I dont think this holds up. Define "near each other" in an 80-bit random space. Further, the likelihood of a potential conflict is offset by the fact that you have far fewer "initial random positions" instead of every single element defining its own random position. And the extra random bits (over UUID7) reduce conflict possibilities by orders of magnitude.

I concede I'm no mathematician and I could be wrong here, but your analysis feels similar to assuming 10-11-12-13-14-15 is less likely to be a winning lottery ticket because the odds against consecutive numbers are so massive.

jasonwatkinspdx 3 days ago | parent [-]

No, the calculation is straightforward and I'm not making the fallacious assumption you say there at the end about a magical lottery ticket number.

My basic point is the probability of collision is lower than the birthday bound, there's no need for this, and as comments in this thread make clear people are not understanding this limitation even exists with the specification.
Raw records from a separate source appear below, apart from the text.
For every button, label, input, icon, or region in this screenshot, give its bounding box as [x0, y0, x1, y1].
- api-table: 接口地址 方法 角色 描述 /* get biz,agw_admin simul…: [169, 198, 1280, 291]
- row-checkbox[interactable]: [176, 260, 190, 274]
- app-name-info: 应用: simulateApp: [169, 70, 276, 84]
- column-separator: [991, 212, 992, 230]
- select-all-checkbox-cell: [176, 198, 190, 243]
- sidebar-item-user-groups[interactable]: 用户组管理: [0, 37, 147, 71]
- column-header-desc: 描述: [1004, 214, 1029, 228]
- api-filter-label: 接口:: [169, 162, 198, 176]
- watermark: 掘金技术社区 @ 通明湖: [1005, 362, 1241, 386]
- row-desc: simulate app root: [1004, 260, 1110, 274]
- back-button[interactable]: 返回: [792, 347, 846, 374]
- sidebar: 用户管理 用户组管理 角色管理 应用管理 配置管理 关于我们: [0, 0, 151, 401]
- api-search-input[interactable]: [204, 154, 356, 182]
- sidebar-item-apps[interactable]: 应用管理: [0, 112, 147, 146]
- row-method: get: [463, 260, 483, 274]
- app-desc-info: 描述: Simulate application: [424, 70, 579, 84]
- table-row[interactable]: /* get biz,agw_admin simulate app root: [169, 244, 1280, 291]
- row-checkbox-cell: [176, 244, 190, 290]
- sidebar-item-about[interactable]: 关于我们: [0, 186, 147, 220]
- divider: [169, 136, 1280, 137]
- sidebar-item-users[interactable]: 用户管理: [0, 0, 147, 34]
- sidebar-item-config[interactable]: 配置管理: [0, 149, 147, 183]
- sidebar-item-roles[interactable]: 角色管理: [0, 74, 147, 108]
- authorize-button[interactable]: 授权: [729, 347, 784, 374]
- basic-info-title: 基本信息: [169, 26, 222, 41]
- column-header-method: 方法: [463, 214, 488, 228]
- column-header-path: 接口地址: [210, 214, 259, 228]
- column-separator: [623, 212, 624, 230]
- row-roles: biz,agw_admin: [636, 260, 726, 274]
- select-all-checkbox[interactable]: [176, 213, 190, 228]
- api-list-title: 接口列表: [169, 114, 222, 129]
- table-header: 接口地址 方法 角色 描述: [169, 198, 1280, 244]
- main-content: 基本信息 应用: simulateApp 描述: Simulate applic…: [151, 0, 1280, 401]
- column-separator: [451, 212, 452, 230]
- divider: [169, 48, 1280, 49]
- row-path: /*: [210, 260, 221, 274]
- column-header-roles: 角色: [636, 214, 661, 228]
listenallyall 3 days ago | parent [-]

> the calculation is straightforward

Ok then, make it easy - your requirement is to independently pick 4 numbers from the range 0 to 9, without resulting in any duplicates. Which is more likely to be successful:

- pick 4 random digits independently

- pick a random digit, which will be appended by the next digit as pick #2 (i.e. if you pick 5, then 6 will automatically be your second digit, if you pick 9, 0 will be your second digit). Then pick once more on the same terms.